Jobs get double processed (if removed immediately upon completion)
Created by: bradvogel
There exists a situation where a job can get processed a second time by the processStalledJobs
periodic cleanup job. This only happens when jobs are removed upon completion by the worker that processed them (a common pattern - see #354 (closed)).
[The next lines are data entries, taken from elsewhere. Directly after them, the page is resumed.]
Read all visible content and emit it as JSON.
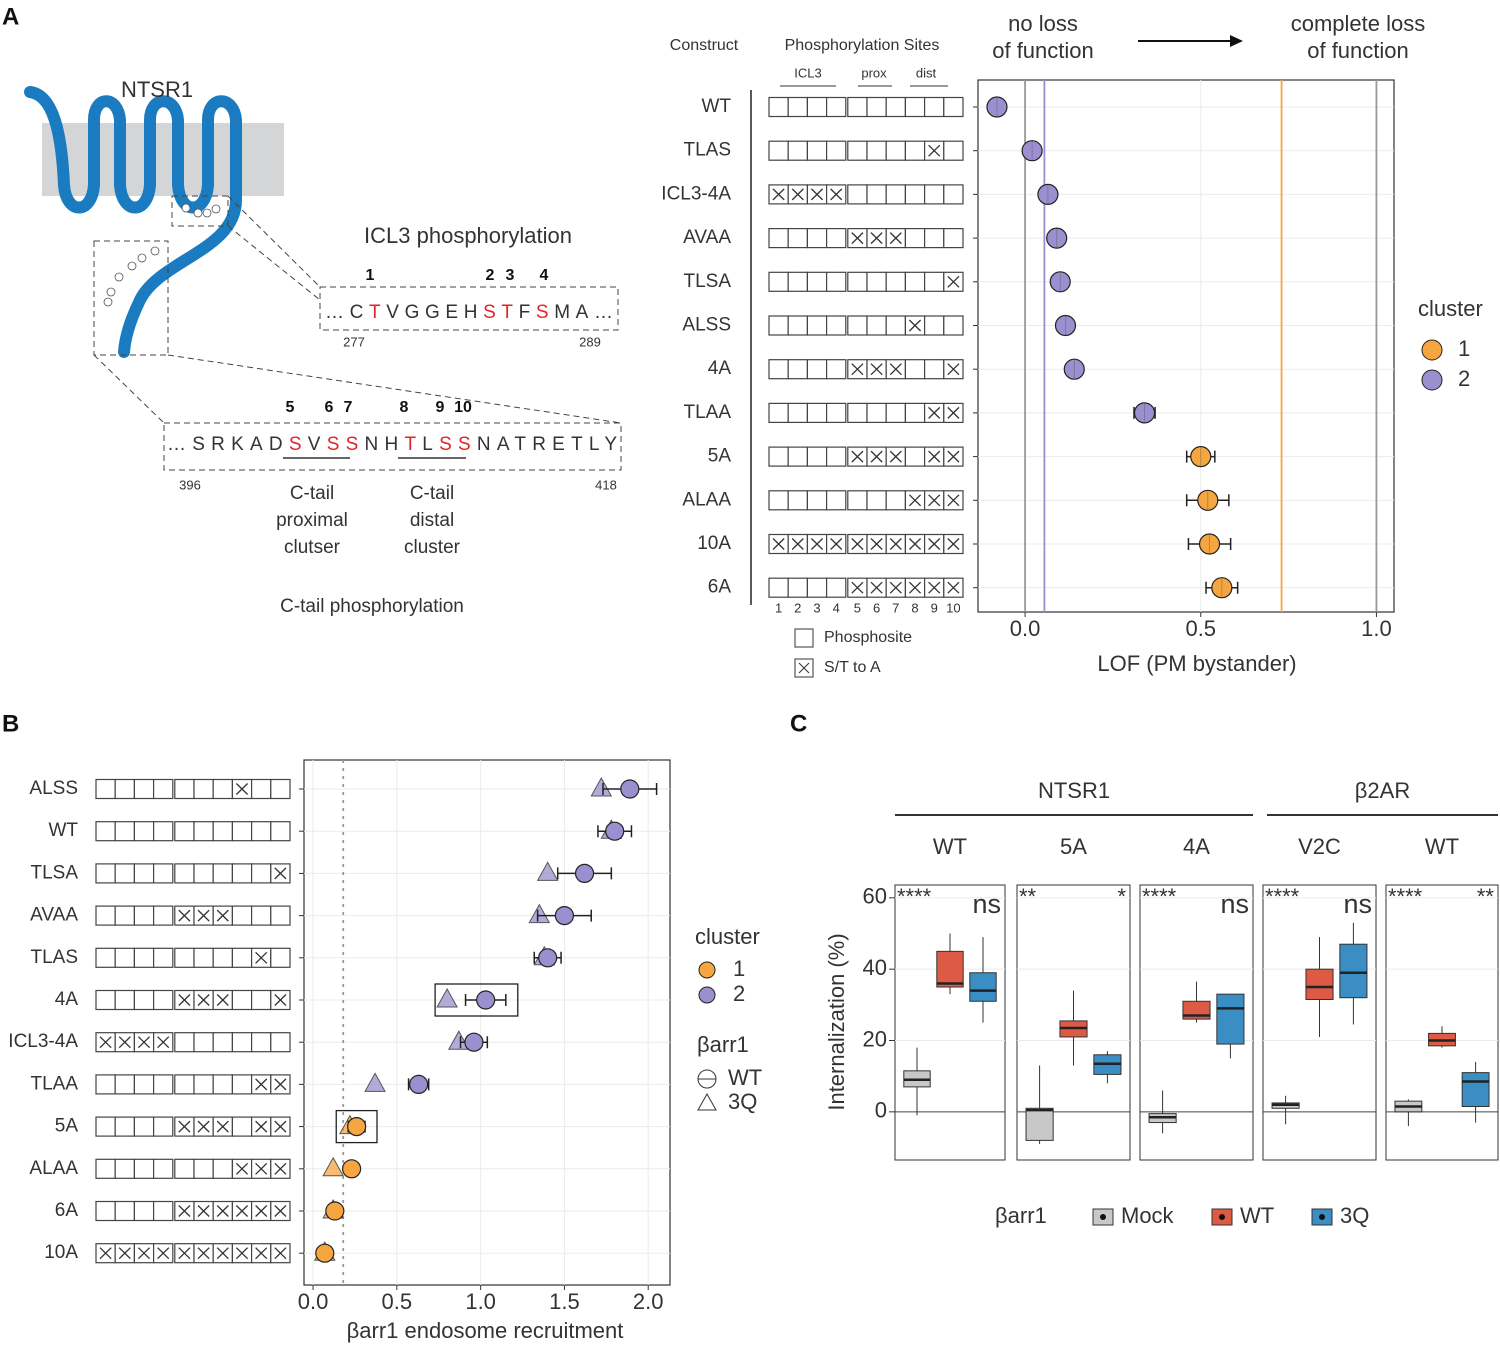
{
  "panels": [
    "A",
    "B",
    "C"
  ],
  "diagram": {
    "receptor": "NTSR1",
    "icl3_title": "ICL3 phosphorylation",
    "icl3_sites": [
      1,
      2,
      3,
      4
    ],
    "icl3_sequence": [
      {
        "text": "…C",
        "color": "#333333"
      },
      {
        "text": "T",
        "color": "#e0242b"
      },
      {
        "text": "VGGEH",
        "color": "#333333"
      },
      {
        "text": "ST",
        "color": "#e0242b"
      },
      {
        "text": "F",
        "color": "#333333"
      },
      {
        "text": "S",
        "color": "#e0242b"
      },
      {
        "text": "MA…",
        "color": "#333333"
      }
    ],
    "icl3_range": [
      277,
      289
    ],
    "ctail_sites": [
      5,
      6,
      7,
      8,
      9,
      10
    ],
    "ctail_sequence": [
      {
        "text": "…SRKAD",
        "color": "#333333"
      },
      {
        "text": "S",
        "color": "#e0242b"
      },
      {
        "text": "V",
        "color": "#333333"
      },
      {
        "text": "SS",
        "color": "#e0242b"
      },
      {
        "text": "NH",
        "color": "#333333"
      },
      {
        "text": "T",
        "color": "#e0242b"
      },
      {
        "text": "L",
        "color": "#333333"
      },
      {
        "text": "SS",
        "color": "#e0242b"
      },
      {
        "text": "NATRETLY",
        "color": "#333333"
      }
    ],
    "ctail_range": [
      396,
      418
    ],
    "proximal_label": [
      "C-tail",
      "proximal",
      "clutser"
    ],
    "distal_label": [
      "C-tail",
      "distal",
      "cluster"
    ],
    "ctail_title": "C-tail phosphorylation"
  },
  "chart_data": [
    {
      "type": "dot",
      "header_construct": "Construct",
      "header_sites": "Phosphorylation Sites",
      "site_groups": [
        "ICL3",
        "prox",
        "dist"
      ],
      "site_numbers": [
        1,
        2,
        3,
        4,
        5,
        6,
        7,
        8,
        9,
        10
      ],
      "matrix_legend": [
        "Phosphosite",
        "S/T to A"
      ],
      "annotation_left": [
        "no loss",
        "of function"
      ],
      "annotation_right": [
        "complete loss",
        "of function"
      ],
      "xlabel": "LOF (PM bystander)",
      "xlim": [
        -0.134,
        1.05
      ],
      "xticks": [
        {
          "value": 0,
          "label": "0.0"
        },
        {
          "value": 0.5,
          "label": "0.5"
        },
        {
          "value": 1,
          "label": "1.0"
        }
      ],
      "reference_lines": [
        {
          "value": 0,
          "color": "#999999"
        },
        {
          "value": 1,
          "color": "#999999"
        },
        {
          "value": 0.055,
          "color": "#9b8fcf"
        },
        {
          "value": 0.73,
          "color": "#f5a640"
        }
      ],
      "categories": [
        "WT",
        "TLAS",
        "ICL3-4A",
        "AVAA",
        "TLSA",
        "ALSS",
        "4A",
        "TLAA",
        "5A",
        "ALAA",
        "10A",
        "6A"
      ],
      "values": [
        -0.08,
        0.02,
        0.065,
        0.09,
        0.1,
        0.115,
        0.14,
        0.34,
        0.5,
        0.52,
        0.525,
        0.56
      ],
      "errors": [
        0.01,
        0.01,
        0.01,
        0.01,
        0.01,
        0.01,
        0.01,
        0.03,
        0.04,
        0.06,
        0.06,
        0.045
      ],
      "cluster": [
        "2",
        "2",
        "2",
        "2",
        "2",
        "2",
        "2",
        "2",
        "1",
        "1",
        "1",
        "1"
      ],
      "mutations": [
        [],
        [
          9
        ],
        [
          1,
          2,
          3,
          4
        ],
        [
          5,
          6,
          7
        ],
        [
          10
        ],
        [
          8
        ],
        [
          5,
          6,
          7,
          10
        ],
        [
          9,
          10
        ],
        [
          5,
          6,
          7,
          9,
          10
        ],
        [
          8,
          9,
          10
        ],
        [
          1,
          2,
          3,
          4,
          5,
          6,
          7,
          8,
          9,
          10
        ],
        [
          5,
          6,
          7,
          8,
          9,
          10
        ]
      ],
      "legend_title": "cluster",
      "legend": [
        {
          "name": "1",
          "color": "#f5a640"
        },
        {
          "name": "2",
          "color": "#9b8fcf"
        }
      ]
    },
    {
      "type": "dot",
      "categories": [
        "ALSS",
        "WT",
        "TLSA",
        "AVAA",
        "TLAS",
        "4A",
        "ICL3-4A",
        "TLAA",
        "5A",
        "ALAA",
        "6A",
        "10A"
      ],
      "mutations": [
        [
          8
        ],
        [],
        [
          10
        ],
        [
          5,
          6,
          7
        ],
        [
          9
        ],
        [
          5,
          6,
          7,
          10
        ],
        [
          1,
          2,
          3,
          4
        ],
        [
          9,
          10
        ],
        [
          5,
          6,
          7,
          9,
          10
        ],
        [
          8,
          9,
          10
        ],
        [
          5,
          6,
          7,
          8,
          9,
          10
        ],
        [
          1,
          2,
          3,
          4,
          5,
          6,
          7,
          8,
          9,
          10
        ]
      ],
      "cluster": [
        "2",
        "2",
        "2",
        "2",
        "2",
        "2",
        "2",
        "2",
        "1",
        "1",
        "1",
        "1"
      ],
      "series": [
        {
          "name": "3Q",
          "marker": "triangle",
          "values": [
            1.72,
            1.78,
            1.4,
            1.35,
            1.38,
            0.8,
            0.87,
            0.37,
            0.22,
            0.12,
            0.12,
            0.07
          ]
        },
        {
          "name": "WT",
          "marker": "circle",
          "values": [
            1.89,
            1.8,
            1.62,
            1.5,
            1.4,
            1.03,
            0.96,
            0.63,
            0.26,
            0.23,
            0.13,
            0.07
          ],
          "errors": [
            0.16,
            0.1,
            0.16,
            0.16,
            0.08,
            0.12,
            0.08,
            0.06,
            0.05,
            0.01,
            0.01,
            0.01
          ]
        }
      ],
      "xlim": [
        -0.054,
        2.13
      ],
      "xticks": [
        {
          "value": 0,
          "label": "0.0"
        },
        0.5,
        {
          "value": 1,
          "label": "1.0"
        },
        1.5,
        {
          "value": 2,
          "label": "2.0"
        }
      ],
      "reference_lines": [
        {
          "value": 0.18,
          "color": "#999999"
        }
      ],
      "highlight": [
        "4A",
        "5A"
      ],
      "xlabel": "βarr1 endosome recruitment",
      "legend_title": "cluster",
      "legend": [
        {
          "name": "1",
          "color": "#f5a640"
        },
        {
          "name": "2",
          "color": "#9b8fcf"
        }
      ],
      "marker_legend_title": "βarr1"
    },
    {
      "type": "box",
      "ylabel": "Internalization (%)",
      "ylim": [
        -13.5,
        63.6
      ],
      "yticks": [
        0,
        20,
        40,
        60
      ],
      "series": [
        {
          "name": "Mock",
          "color": "#c8c8c8"
        },
        {
          "name": "WT",
          "color": "#dd5a45"
        },
        {
          "name": "3Q",
          "color": "#3a8ec4"
        }
      ],
      "legend_title": "βarr1",
      "groups": [
        {
          "name": "NTSR1",
          "facets": [
            {
              "name": "WT",
              "significance": [
                "****",
                "ns"
              ],
              "boxes": [
                [
                  -1,
                  7,
                  9,
                  11.5,
                  18
                ],
                [
                  33,
                  35,
                  36,
                  45,
                  50
                ],
                [
                  25,
                  31,
                  34,
                  39,
                  49
                ]
              ]
            },
            {
              "name": "5A",
              "significance": [
                "**",
                "*"
              ],
              "boxes": [
                [
                  -9,
                  -8,
                  0.5,
                  1,
                  13
                ],
                [
                  13,
                  21,
                  23.5,
                  25.5,
                  34
                ],
                [
                  8,
                  10.5,
                  13.5,
                  16,
                  17
                ]
              ]
            },
            {
              "name": "4A",
              "significance": [
                "****",
                "ns"
              ],
              "boxes": [
                [
                  -6,
                  -3,
                  -1.5,
                  -0.5,
                  6
                ],
                [
                  25,
                  26,
                  27,
                  31,
                  36.5
                ],
                [
                  15,
                  19,
                  29,
                  33,
                  33
                ]
              ]
            }
          ]
        },
        {
          "name": "β2AR",
          "facets": [
            {
              "name": "V2C",
              "significance": [
                "****",
                "ns"
              ],
              "boxes": [
                [
                  -3.5,
                  1,
                  2,
                  2.5,
                  4.5
                ],
                [
                  21,
                  31.5,
                  35,
                  40,
                  49
                ],
                [
                  24.5,
                  32,
                  39,
                  47,
                  53
                ]
              ]
            },
            {
              "name": "WT",
              "significance": [
                "****",
                "**"
              ],
              "boxes": [
                [
                  -4,
                  0,
                  1.5,
                  3,
                  3.5
                ],
                [
                  18,
                  18.5,
                  20,
                  22,
                  24
                ],
                [
                  -3,
                  1.5,
                  8.5,
                  11,
                  14
                ]
              ]
            }
          ]
        }
      ]
    }
  ]
}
We only discovered this because we saw Error: Missing Job xx when trying to move from active to completed
show up in our server logs that is running a high-volume (100/events/sec) Bull queue.
This is how it happens:
Time | Process A | Process B |
---|---|---|
1 | In the regular Bull run loop of Process A, getNextJob moves a job from wait to active
|
|
2 | In Process B, processStalledJob happens to run, pulls all active jobs (this.client.lrangeAsync(this.toKey('active') ), and beings to iterate over them |
|
3 | processes the job normally | pulls job data via Job.fromId (the job data still exists at this point) |
4 | completes processing the job and the application code calls job.remove() which removes the job data and the lock |
|
5 | calls scripts.getStalledJob which only checks if the job is in completed (which it isn't anymore so it continues to grab the lock) |
|
6 | job is processed again | |
7 | upon job completion, Error: Missing Job 59694333 when trying to move from active to completed is thrown because the job data doesn't exist anymore |
Perhaps a solution here is to have scripts.getStalledJob
ensure the job is in the active
state, not merely checking if it's not in completed
- since now we know that it could have been removed prior to this check. So if a job is in active
AND doesn't have an existing lock, then processStalledJobs knows that another worker isn't processing it. However, since the active
queue is a LIST, checking the existence of the element in the list is expensive (requires list iteration in the lua script).
Our temporary workaround is to delay calling job.remove()
at the completion of the job to leave around a 'tombstone' so processStalledJobs
will see it in the completed queue and skip over it.